しかし、時間の経過とともに盛り返します。
前からプレスへの慣れによって押し込まれても耐えられる、いや、引き付けが可能になり最前線へのボールに威力が伴います。
ツートップどちらにも収まったのが大きかったですね。
両者収まる上、ジェコはデコイやキープで周囲の意識リソースを削ぎますし、ラウタロは反転や裏抜けで一発の恐怖を付与。
深さが生まれるので、前線へ送った際に時間とスペースがあることが彼らのアビリティをさらに輝かせる温床になりました。
そして、応える。
同点弾と逆転弾はどちらも最前線を活用した縦構成ではありませんでしたが、その決定力はチームが彼らを活かしたからこそのバフが乗っていると見たい場面。
件のゴール、得点期待値が確認できれば決してその数値は高くないシュートシーンだったと見ます(コッパ・イタリアはどのスタッツサイトも簡易的なものしか確認ない)。
これがチームがただただ劣勢な中、回ってきたチャンスだったら決め切れたか。
試合の中で積み重ねがない中、沈められたか。
チームが活かして、ストライカーが応える。
定性的な観点爆発ですが、でも、確信できる。
そんな逆転劇。
●後半-対照的な選手交代
フィオレンティーナの交代策は膝を叩けるものでした。
60分の交代は
✓カストロヴィッリ⇒マンドラゴラ
中盤のエネルギー補給
その後押し込む展開が増えることを見越して展開力の強化
✓イコネ⇒ソッティル
左注力の前からプレスの消耗を考慮
スペースがなくても力強さで打破できるソッティルの特性
による一手でしょうか。
さらに70分。
✓クアルタ⇒ラニエリ
ロングカウンター対策でイエローを1枚貰っているクアルタのリスク管理
✓アムラバト⇒ヨヴィッチ
”上記のリスク管理をした上で”、リスク上等!リターンを求める
他サポなのでピント違いもあるかもしれませんが、僕の考察です。
基本配置は以下の通りに。
フォーメーション変更を伴う交代策で最終局面を迎えたフィオレンティーナ。
ピックアップしたい選手はボナヴェントゥーラです。
盤面上は左DHですが、保持時は中央に鎮座。そこから持つ、運ぶ、創る。
中盤の人員減を感じさせない圧巻の掌握力。
78:35~のキャリー&スルーパスは絶品という言葉以外、見当たりませんね。
ヨヴィッチの引き出し方もよく、ハンダノ神による神セーブがなければ失点ものでした。
終盤に兵量を増やしてリターンを取りにいった結果、むしろ前線が渋滞して逆効果に…なんてシチュエーションはサッカーあるあるですが、紫の戦士たちは秩序がありました。イタリアーノ監督の手腕が窺えますね。

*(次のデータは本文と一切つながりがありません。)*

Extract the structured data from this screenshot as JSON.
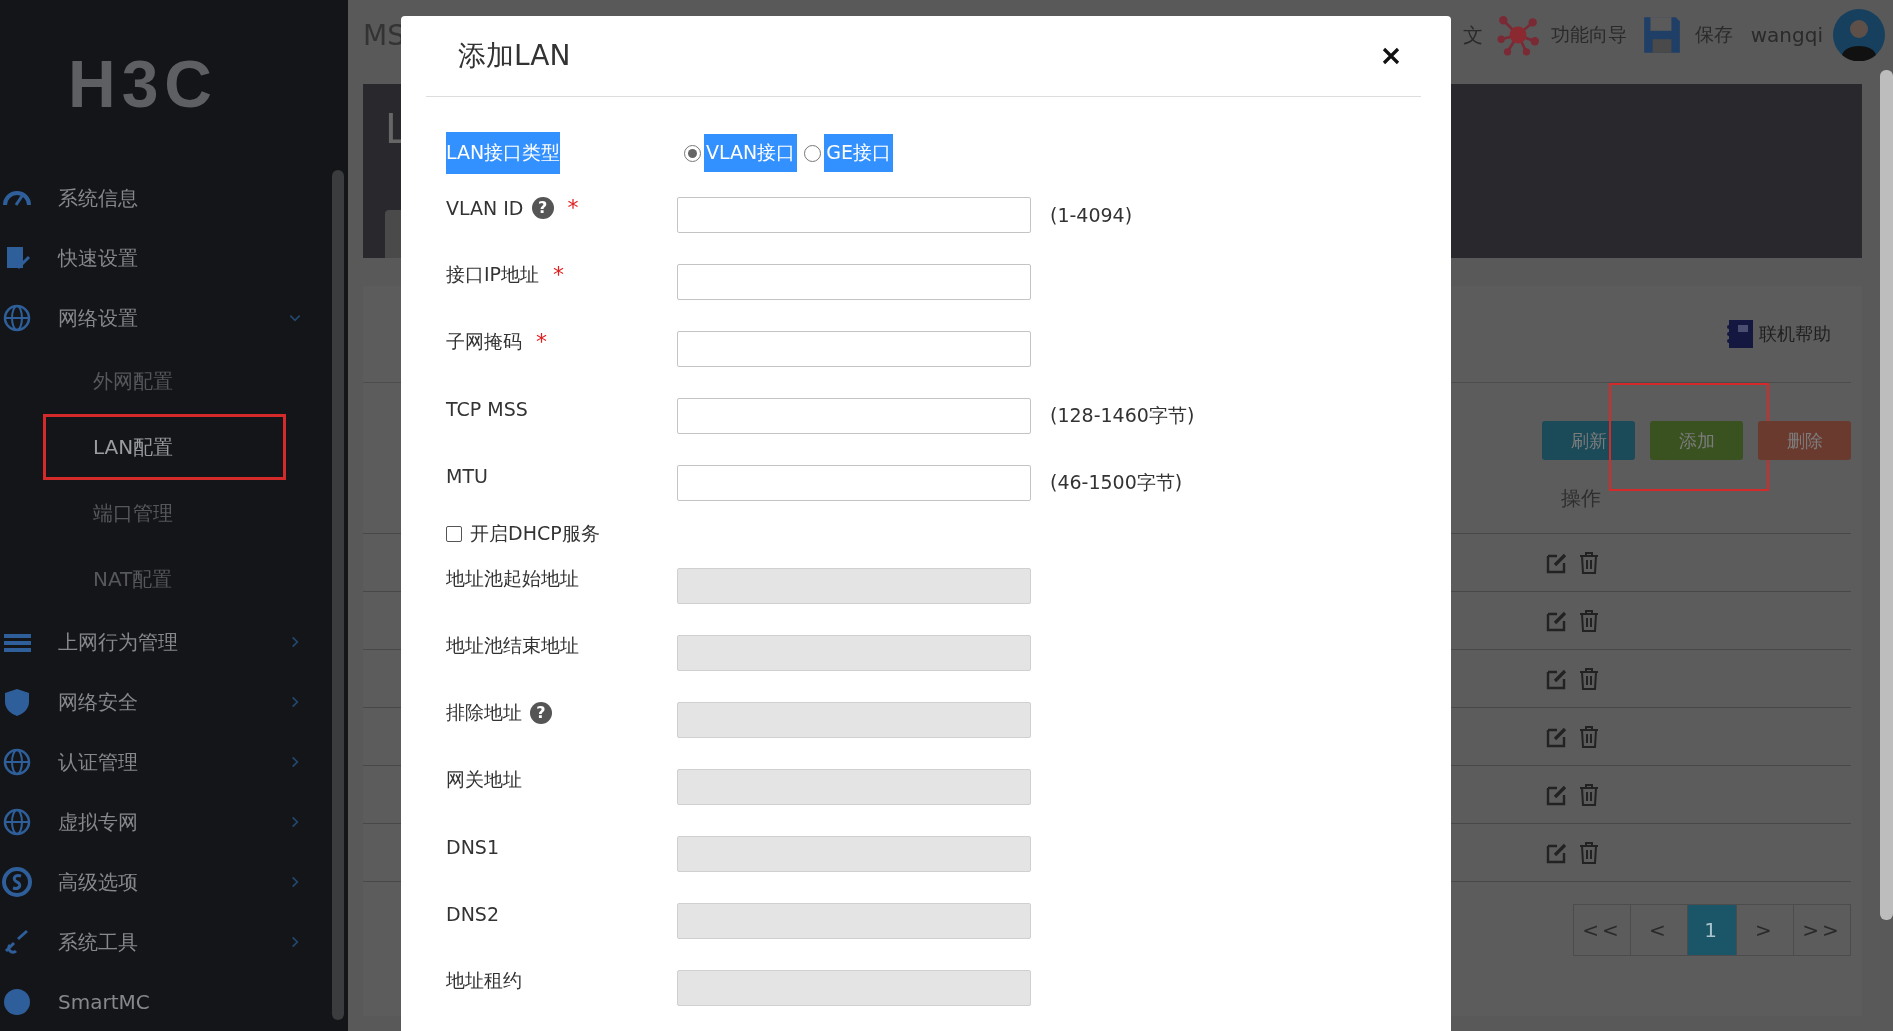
{
  "sidebar": {
    "logo": "H3C",
    "menu": [
      {
        "label": "系统信息",
        "kind": "link"
      },
      {
        "label": "快速设置",
        "kind": "link"
      },
      {
        "label": "网络设置",
        "kind": "group",
        "expanded": true,
        "children": [
          {
            "label": "外网配置",
            "selected": false,
            "annotated": false
          },
          {
            "label": "LAN配置",
            "selected": true,
            "annotated": true
          },
          {
            "label": "端口管理",
            "selected": false,
            "annotated": false
          },
          {
            "label": "NAT配置",
            "selected": false,
            "annotated": false
          }
        ]
      },
      {
        "label": "上网行为管理",
        "kind": "group",
        "expanded": false
      },
      {
        "label": "网络安全",
        "kind": "group",
        "expanded": false
      },
      {
        "label": "认证管理",
        "kind": "group",
        "expanded": false
      },
      {
        "label": "虚拟专网",
        "kind": "group",
        "expanded": false
      },
      {
        "label": "高级选项",
        "kind": "group",
        "expanded": false
      },
      {
        "label": "系统工具",
        "kind": "group",
        "expanded": false
      },
      {
        "label": "SmartMC",
        "kind": "link"
      }
    ]
  },
  "topbar": {
    "title": "MS",
    "language": "文",
    "wizard": "功能向导",
    "save": "保存",
    "user": "wangqi"
  },
  "page": {
    "heading": "L",
    "help": "联机帮助",
    "buttons": [
      {
        "label": "刷新",
        "kind": "refresh",
        "annotated": false
      },
      {
        "label": "添加",
        "kind": "add",
        "annotated": true
      },
      {
        "label": "删除",
        "kind": "delete",
        "annotated": false
      }
    ],
    "table": {
      "column": "操作",
      "rows": [
        {
          "kind": "entry"
        },
        {
          "kind": "entry"
        },
        {
          "kind": "entry"
        },
        {
          "kind": "entry"
        },
        {
          "kind": "entry"
        },
        {
          "kind": "entry"
        }
      ]
    },
    "pagination": [
      {
        "label": "<<",
        "selected": false
      },
      {
        "label": "<",
        "selected": false
      },
      {
        "label": "1",
        "selected": true
      },
      {
        "label": ">",
        "selected": false
      },
      {
        "label": ">>",
        "selected": false
      }
    ]
  },
  "dialog": {
    "title": "添加LAN",
    "interface_type": {
      "label": "LAN接口类型",
      "highlighted": true,
      "options": [
        {
          "label": "VLAN接口",
          "selected": true,
          "highlighted": true
        },
        {
          "label": "GE接口",
          "selected": false,
          "highlighted": true
        }
      ]
    },
    "fields": [
      {
        "kind": "field",
        "label": "VLAN ID",
        "help_mark": "?",
        "required_mark": "*",
        "hint": "(1-4094)",
        "disabled": false
      },
      {
        "kind": "field",
        "label": "接口IP地址",
        "required_mark": "*",
        "disabled": false
      },
      {
        "kind": "field",
        "label": "子网掩码",
        "required_mark": "*",
        "disabled": false
      },
      {
        "kind": "field",
        "label": "TCP MSS",
        "hint": "(128-1460字节)",
        "disabled": false
      },
      {
        "kind": "field",
        "label": "MTU",
        "hint": "(46-1500字节)",
        "disabled": false
      },
      {
        "kind": "checkbox",
        "label": "开启DHCP服务",
        "checked": false
      },
      {
        "kind": "field",
        "label": "地址池起始地址",
        "disabled": true
      },
      {
        "kind": "field",
        "label": "地址池结束地址",
        "disabled": true
      },
      {
        "kind": "field",
        "label": "排除地址",
        "help_mark": "?",
        "disabled": true
      },
      {
        "kind": "field",
        "label": "网关地址",
        "disabled": true
      },
      {
        "kind": "field",
        "label": "DNS1",
        "disabled": true
      },
      {
        "kind": "field",
        "label": "DNS2",
        "disabled": true
      },
      {
        "kind": "field",
        "label": "地址租约",
        "disabled": true
      }
    ]
  }
}
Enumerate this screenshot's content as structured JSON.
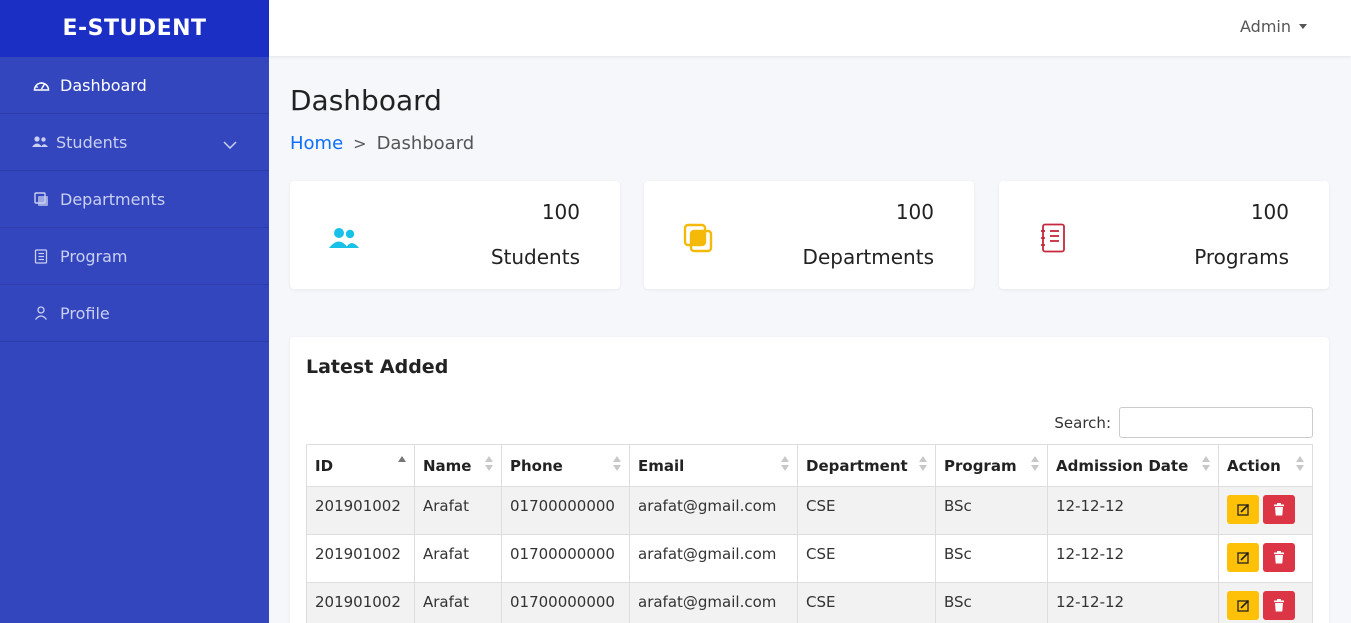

インテルの選手交代は対照的。3-5-2を維持、かつ、見慣れた交代。
先月なら「また選手のすげ替えだけだよ!」、「予定調和過ぎるだろ!」と世界中のインテリティからブーイングが飛んでいたでしょうが、今となっては”それがイイ”。
コンディションが戻ってきた理不尽モンスタールカク。後半残り30分からスタミナの心配なく暴れられるは、もはや暴力。
リフレッシュできていれば、まだまだ攻守において高いレベルを披露するデフライ。終了間際のカット→前線への運ぶドリブルはあまりにもファインが過ぎました。
終盤に必要なサイズと目の前のタスクへの傾注でクロージングを支えるゴセンス。
交代選手が現在のインテルの”勝ち方”と合致。彼らがパフォーマンスを発揮しやすいし、その活躍がソフトチェンジになっています。
リードを得たインテルは鉄壁の5-3ブロックでゴールに鍵をかけ、自慢のラウカクと、後半まで縦のエンジンを回転し続けられる2列目の一刺しを狙う。
強烈な二択を突き付け、相手の角を丸くし、ゲームをシュリンク。
決勝の舞台でも現在自分たちが突き進んでいる道を信じ、勝ち方という”型”を体現したインテル。
見事、シーズンカップダブルとコッパ・イタリア連覇を果たしました。
●雑感-美しき紫
本試合、トロフィーを掴んだのはインテルですがチームカラーを色濃く描いてたのはフィオレンティーナでした。
スカッドがインテル優位なのは疑いようがなく、それを気力・体力・知力で補填し、がっぷり四つで戦ったフィオレンティーナは敵ながら天晴と言わざるを得ない。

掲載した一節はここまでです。